Por lo menos a mí me pasaba eso cuando vivíamos en Paris. Ya en el mes de enero hacíamos las reservas de los pasajes para poder viajar en diciembre. Organizábamos con tiempo la fecha y recién estaba tranquila cuando tenía todo en orden. Esa carpeta amarilla etiquetada “viajes”, quedaba en paz, guardada en el estante del placard, porque la ida a Buenos Aires estaba asegurada.
A muchos nos pasaba lo mismo. Y cuando el mes de diciembre se acercaba, ya envueltos en bufandas y, porque no con unos copos de nieve encima, compartíamos charlas y charlas sobre lo que meteríamos en nuestras valijas. Trajes de baños, vestidos frescos, sandalias. Parecía un sueño estar pensando en el calor cuando nos estábamos, ya, muriendonos de frio.
Esos días todo era un festejo. Aunque Buenos Aires ardía en locura por el fin de clases, el comienzo de vacaciones, los regalos que faltaban, los menús para nochebuena, qué llevo yo y qué lleva el resto, yo disfrutaba de todo. Corría de un desayuno con amigas, a un almuerzo con mis primas, a un té con otro grupo o al encuentro con todos nuestros ahijados y sobrinos en el Torneo Anual de Bowling que organizábamos.
Papá Noel, cada año diferente para que los chicos más chicos no lo descubrieran, aparecía por la puerta del departamento de mis padres lleno de paquetes envueltos en papel verde y rojo. La foto familiar, en la que siempre alguno terminaba con cara larga de hartazgo ante “una más”, era infaltable para después hacer una copia en papel y ponerla en la biblioteca, al llegar a París de nuevo. Ahí estaban todos, aunque los 12,000 kms nos separaran.
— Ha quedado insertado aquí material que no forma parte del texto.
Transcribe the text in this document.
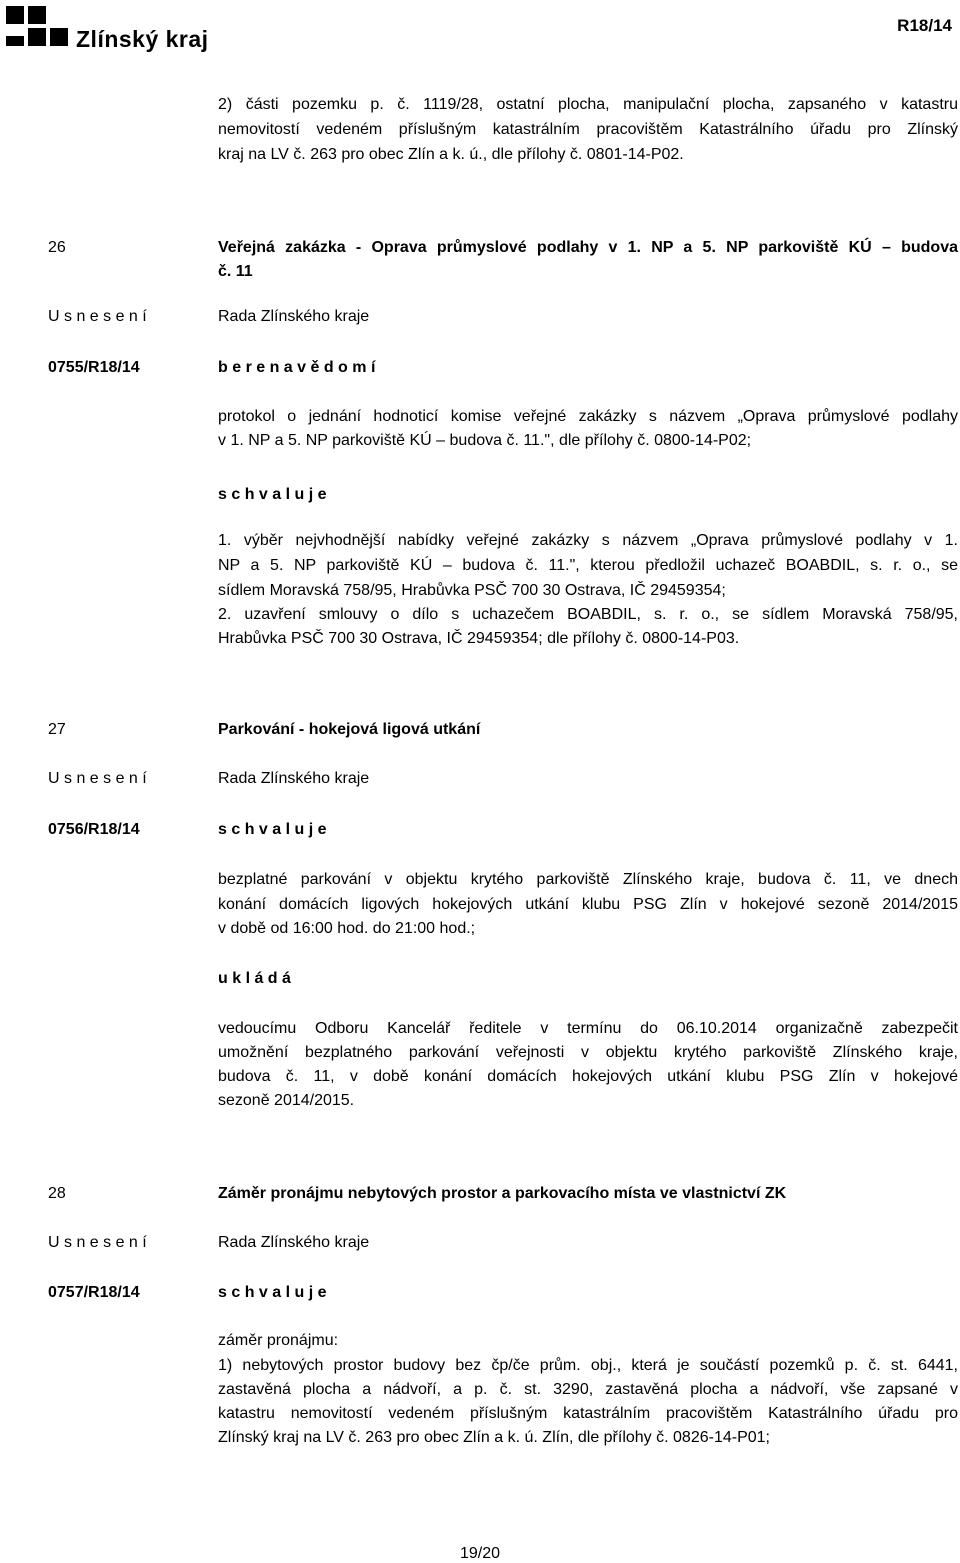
Zlínský kraj
R18/14
2) části pozemku p. č. 1119/28, ostatní plocha, manipulační plocha, zapsaného v katastru
nemovitostí vedeném příslušným katastrálním pracovištěm Katastrálního úřadu pro Zlínský
kraj na LV č. 263 pro obec Zlín a k. ú., dle přílohy č. 0801-14-P02.
26	Veřejná zakázka - Oprava průmyslové podlahy v 1. NP a 5. NP parkoviště KÚ – budova
č. 11
U s n e s e n í	Rada Zlínského kraje
0755/R18/14	b e r e n a v ě d o m í
protokol o jednání hodnoticí komise veřejné zakázky s názvem „Oprava průmyslové podlahy
v 1. NP a 5. NP parkoviště KÚ – budova č. 11.", dle přílohy č. 0800-14-P02;
s c h v a l u j e
1. výběr nejvhodnější nabídky veřejné zakázky s názvem „Oprava průmyslové podlahy v 1.
NP a 5. NP parkoviště KÚ – budova č. 11.", kterou předložil uchazeč BOABDIL, s. r. o., se
sídlem Moravská 758/95, Hrabůvka PSČ 700 30 Ostrava, IČ 29459354;
2. uzavření smlouvy o dílo s uchazečem BOABDIL, s. r. o., se sídlem Moravská 758/95,
Hrabůvka PSČ 700 30 Ostrava, IČ 29459354; dle přílohy č. 0800-14-P03.
27	Parkování - hokejová ligová utkání
U s n e s e n í	Rada Zlínského kraje
0756/R18/14	s c h v a l u j e
bezplatné parkování v objektu krytého parkoviště Zlínského kraje, budova č. 11, ve dnech
konání domácích ligových hokejových utkání klubu PSG Zlín v hokejové sezoně 2014/2015
v době od 16:00 hod. do 21:00 hod.;
u k l á d á
vedoucímu Odboru Kancelář ředitele v termínu do 06.10.2014 organizačně zabezpečit
umožnění bezplatného parkování veřejnosti v objektu krytého parkoviště Zlínského kraje,
budova č. 11, v době konání domácích hokejových utkání klubu PSG Zlín v hokejové
sezoně 2014/2015.
28	Záměr pronájmu nebytových prostor a parkovacího místa ve vlastnictví ZK
U s n e s e n í	Rada Zlínského kraje
0757/R18/14	s c h v a l u j e
záměr pronájmu:
1) nebytových prostor budovy bez čp/če prům. obj., která je součástí pozemků p. č. st. 6441,
zastavěná plocha a nádvoří, a p. č. st. 3290, zastavěná plocha a nádvoří, vše zapsané v
katastru nemovitostí vedeném příslušným katastrálním pracovištěm Katastrálního úřadu pro
Zlínský kraj na LV č. 263 pro obec Zlín a k. ú. Zlín, dle přílohy č. 0826-14-P01;
19/20
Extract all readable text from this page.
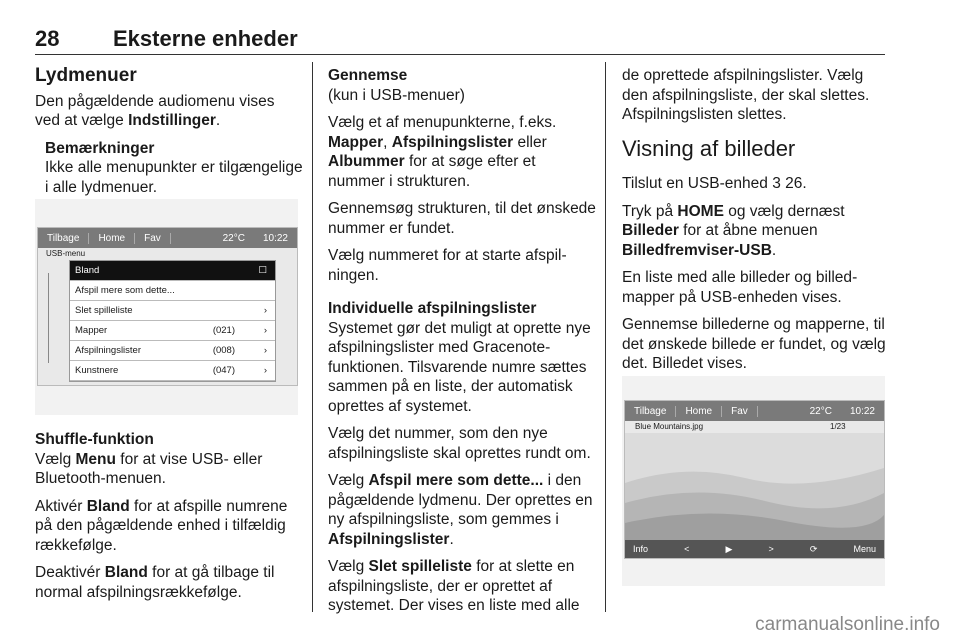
28 Eksterne enheder
Lydmenuer

Den pågældende audiomenu vises ved at vælge Indstillinger.

Bemærkninger
Ikke alle menupunkter er tilgængelige i alle lydmenuer.
Tilbage	Home	Fav	22°C	10:22
USB-menu
Bland	☐
Afspil mere som dette...
Slet spilleliste	›
Mapper	(021)	›
Afspilningslister	(008)	›
Kunstnere	(047)	›
Shuffle-funktion

Vælg Menu for at vise USB- eller Bluetooth-menuen.

Aktivér Bland for at afspille numrene på den pågældende enhed i tilfældig rækkefølge.

Deaktivér Bland for at gå tilbage til normal afspilningsrækkefølge.

Gennemse

(kun i USB-menuer)

Vælg et af menupunkterne, f.eks. Mapper, Afspilningslister eller Albummer for at søge efter et nummer i strukturen.

Gennemsøg strukturen, til det ønskede nummer er fundet.

Vælg nummeret for at starte afspilningen.

Individuelle afspilningslister

Systemet gør det muligt at oprette nye afspilningslister med Gracenote-funktionen. Tilsvarende numre sættes sammen på en liste, der automatisk oprettes af systemet.

Vælg det nummer, som den nye afspilningsliste skal oprettes rundt om.

Vælg Afspil mere som dette... i den pågældende lydmenu. Der oprettes en ny afspilningsliste, som gemmes i Afspilningslister.

Vælg Slet spilleliste for at slette en afspilningsliste, der er oprettet af systemet. Der vises en liste med alle

de oprettede afspilningslister. Vælg den afspilningsliste, der skal slettes. Afspilningslisten slettes.

Visning af billeder

Tilslut en USB-enhed 3 26.

Tryk på HOME og vælg dernæst Billeder for at åbne menuen Billedfremviser-USB.

En liste med alle billeder og billedmapper på USB-enheden vises.

Gennemse billederne og mapperne, til det ønskede billede er fundet, og vælg det. Billedet vises.

Tilbage	Home	Fav	22°C	10:22
Blue Mountains.jpg	1/23
Info	<	▶	>	⟳	Menu
carmanualsonline.info
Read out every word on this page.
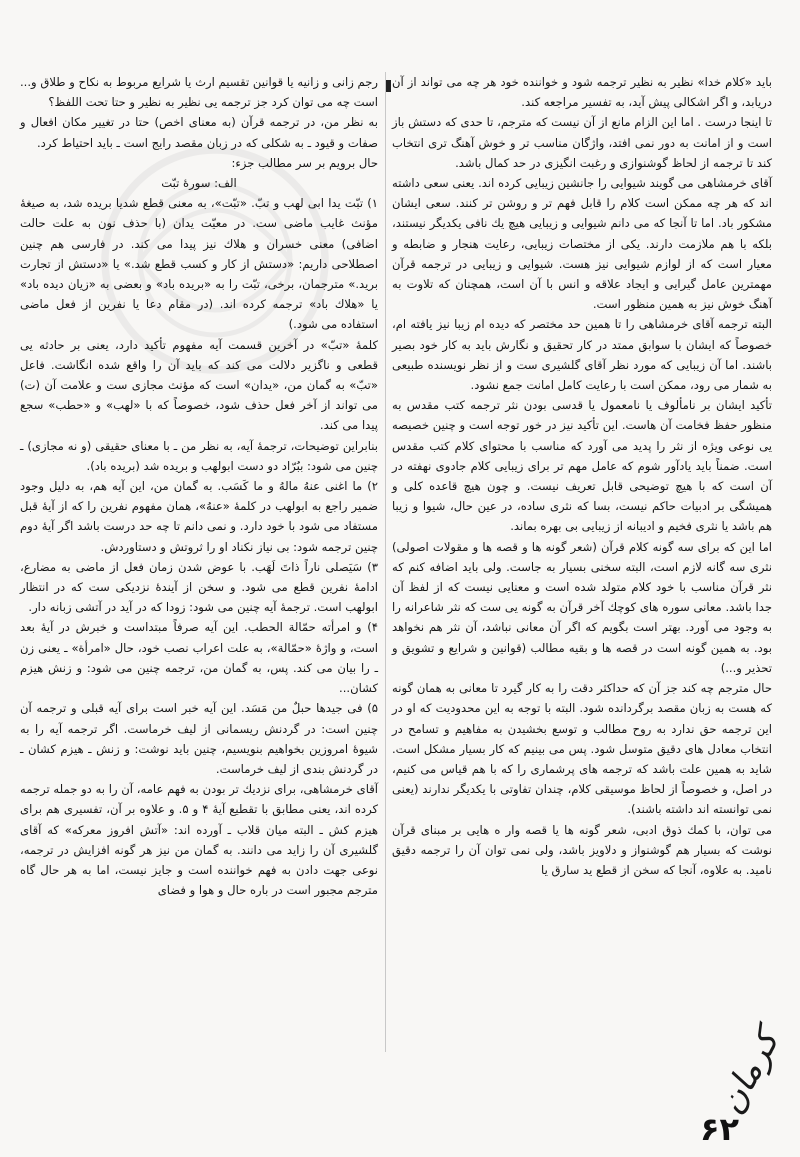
باید «کلام خدا» نظیر به نظیر ترجمه شود و خواننده خود هر چه می تواند از آن دریابد، و اگر اشکالی پیش آید، به تفسیر مراجعه کند.

تا اینجا درست . اما این الزام مانع از آن نیست که مترجم، تا حدی که دستش باز است و از امانت به دور نمی افتد، واژگان مناسب تر و خوش آهنگ تری انتخاب کند تا ترجمه از لحاظ گوشنوازی و رغبت انگیزی در حد کمال باشد.

آقای خرمشاهی می گویند شیوایی را جانشین زیبایی کرده اند. یعنی سعی داشته اند که هر چه ممکن است کلام را قابل فهم تر و روشن تر کنند. سعی ایشان مشکور باد. اما تا آنجا که می دانم شیوایی و زیبایی هیچ یك نافی یکدیگر نیستند، بلکه با هم ملازمت دارند. یکی از مختصات زیبایی، رعایت هنجار و ضابطه و معیار است که از لوازم شیوایی نیز هست. شیوایی و زیبایی در ترجمه قرآن مهمترین عامل گیرایی و ایجاد علاقه و انس با آن است، همچنان که تلاوت به آهنگ خوش نیز به همین منظور است.

البته ترجمه آقای خرمشاهی را تا همین حد مختصر که دیده ام زیبا نیز یافته ام، خصوصاً که ایشان با سوابق ممتد در کار تحقیق و نگارش باید به کار خود بصیر باشند. اما آن زیبایی که مورد نظر آقای گلشیری ست و از نظر نویسنده طبیعی به شمار می رود، ممکن است با رعایت کامل امانت جمع نشود.

تأکید ایشان بر نامألوف یا نامعمول یا قدسی بودن نثر ترجمه کتب مقدس به منظور حفظ فخامت آن هاست. این تأکید نیز در خور توجه است و چنین خصیصه یی نوعی ویژه از نثر را پدید می آورد که مناسب با محتوای کلام کتب مقدس است. ضمناً باید یادآور شوم که عامل مهم تر برای زیبایی کلام جادوی نهفته در آن است که با هیچ توضیحی قابل تعریف نیست. و چون هیچ قاعده کلی و همیشگی بر ادبیات حاکم نیست، بسا که نثری ساده، در عین حال، شیوا و زیبا هم باشد یا نثری فخیم و ادیبانه از زیبایی بی بهره بماند.

اما این که برای سه گونه کلام قرآن (شعر گونه ها و قصه ها و مقولات اصولی) نثری سه گانه لازم است، البته سخنی بسیار به جاست. ولی باید اضافه کنم که نثر قرآن مناسب با خود کلام متولد شده است و معنایی نیست که از لفظ آن جدا باشد. معانی سوره های کوچك آخر قرآن به گونه یی ست که نثر شاعرانه را به وجود می آورد. بهتر است بگویم که اگر آن معانی نباشد، آن نثر هم نخواهد بود. به همین گونه است در قصه ها و بقیه مطالب (قوانین و شرایع و تشویق و تحذیر و...)

حال مترجم چه کند جز آن که حداکثر دقت را به کار گیرد تا معانی به همان گونه که هست به زبان مقصد برگردانده شود. البته با توجه به این محدودیت که او در این ترجمه حق ندارد به روح مطالب و توسع بخشیدن به مفاهیم و تسامح در انتخاب معادل های دقیق متوسل شود. پس می بینیم که کار بسیار مشکل است. شاید به همین علت باشد که ترجمه های پرشماری را که با هم قیاس می کنیم، در اصل، و خصوصاً از لحاظ موسیقی کلام، چندان تفاوتی با یکدیگر ندارند (یعنی نمی توانسته اند داشته باشند).

می توان، با کمك ذوق ادبی، شعر گونه ها یا قصه وار ه هایی بر مبنای قرآن نوشت که بسیار هم گوشنواز و دلاویز باشد، ولی نمی توان آن را ترجمه دقیق نامید. به علاوه، آنجا که سخن از قطع ید سارق یا

رجم زانی و زانیه یا قوانین تقسیم ارث یا شرایع مربوط به نکاح و طلاق و... است چه می توان کرد جز ترجمه یی نظیر به نظیر و حتا تحت اللفظ؟

به نظر من، در ترجمه قرآن (به معنای اخص) حتا در تغییر مکان افعال و صفات و قیود ـ به شکلی که در زبان مقصد رایج است ـ باید احتیاط کرد.

حال برویم بر سر مطالب جزء:

الف: سورهٔ تبّت

۱) تبّت یدا ابی لهب و تبّ. «تبّت»، به معنی قطع شدیا بریده شد، به صیغهٔ مؤنث غایب ماضی ست. در معیّت یدان (با حذف نون به علت حالت اضافی) معنی خسران و هلاك نیز پیدا می کند. در فارسی هم چنین اصطلاحی داریم: «دستش از کار و کسب قطع شد.» یا «دستش از تجارت برید.» مترجمان، برخی، تبّت را به «بریده باد» و بعضی به «زیان دیده باد» یا «هلاك باد» ترجمه کرده اند. (در مقام دعا یا نفرین از فعل ماضی استفاده می شود.)

کلمهٔ «تبّ» در آخرین قسمت آیه مفهوم تأکید دارد، یعنی بر حادثه یی قطعی و ناگزیر دلالت می کند که باید آن را واقع شده انگاشت. فاعل «تبّ» به گمان من، «یدان» است که مؤنث مجازی ست و علامت آن (ت) می تواند از آخر فعل حذف شود، خصوصاً که با «لهب» و «حطب» سجع پیدا می کند.

بنابراین توضیحات، ترجمهٔ آیه، به نظر من ـ با معنای حقیقی (و نه مجازی) ـ چنین می شود: ببُرّاد دو دست ابولهب و بریده شد (بریده باد).

۲) ما اغنی عنهُ مالهُ و ما کَسَب. به گمان من، این آیه هم، به دلیل وجود ضمیر راجع به ابولهب در کلمهٔ «عنهُ»، همان مفهوم نفرین را که از آیهٔ قبل مستفاد می شود با خود دارد. و نمی دانم تا چه حد درست باشد اگر آیهٔ دوم چنین ترجمه شود: بی نیاز نکناد او را ثروتش و دستاوردش.

۳) سَیَصلی ناراً ذاتَ لَهَب. با عوض شدن زمان فعل از ماضی به مضارع، ادامهٔ نفرین قطع می شود. و سخن از آیندهٔ نزدیکی ست که در انتظار ابولهب است. ترجمهٔ آیه چنین می شود: زودا که در آید در آتشی زبانه دار.

۴) و امرأته حمّالة الحطب. این آیه صرفاً مبتداست و خبرش در آیهٔ بعد است، و واژهٔ «حمّالة»، به علت اعراب نصب خود، حال «امرأة» ـ یعنی زن ـ را بیان می کند. پس، به گمان من، ترجمه چنین می شود: و زنش هیزم کشان...

۵) فی جیدها حبلٌ من مَسَد. این آیه خبر است برای آیه قبلی و ترجمه آن چنین است: در گردنش ریسمانی از لیف خرماست. اگر ترجمه آیه را به شیوهٔ امروزین بخواهیم بنویسیم، چنین باید نوشت: و زنش ـ هیزم کشان ـ در گردنش بندی از لیف خرماست.

آقای خرمشاهی، برای نزدیك تر بودن به فهم عامه، آن را به دو جمله ترجمه کرده اند، یعنی مطابق با تقطیع آیهٔ ۴ و ۵. و علاوه بر آن، تفسیری هم برای هیزم کش ـ البته میان قلاب ـ آورده اند: «آتش افروز معرکه» که آقای گلشیری آن را زاید می دانند. به گمان من نیز هر گونه افزایش در ترجمه، نوعی جهت دادن به فهم خواننده است و جایز نیست، اما به هر حال گاه مترجم مجبور است در باره حال و هوا و فضای

کرمان
۶۲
El día que regresábamos amanecía normalmente nublado. Parecía que se había enterado que estábamos tristes. Las despedidas se hacían eternas y los agradecimientos infinitos. Cargados de recuerdos, buena onda e inmenso amor regresábamos a “casa” con los ojos húmedos y el corazón estrujado pero ya pensando en la inminente reserva de pasajes para volver en la próxima Navidad.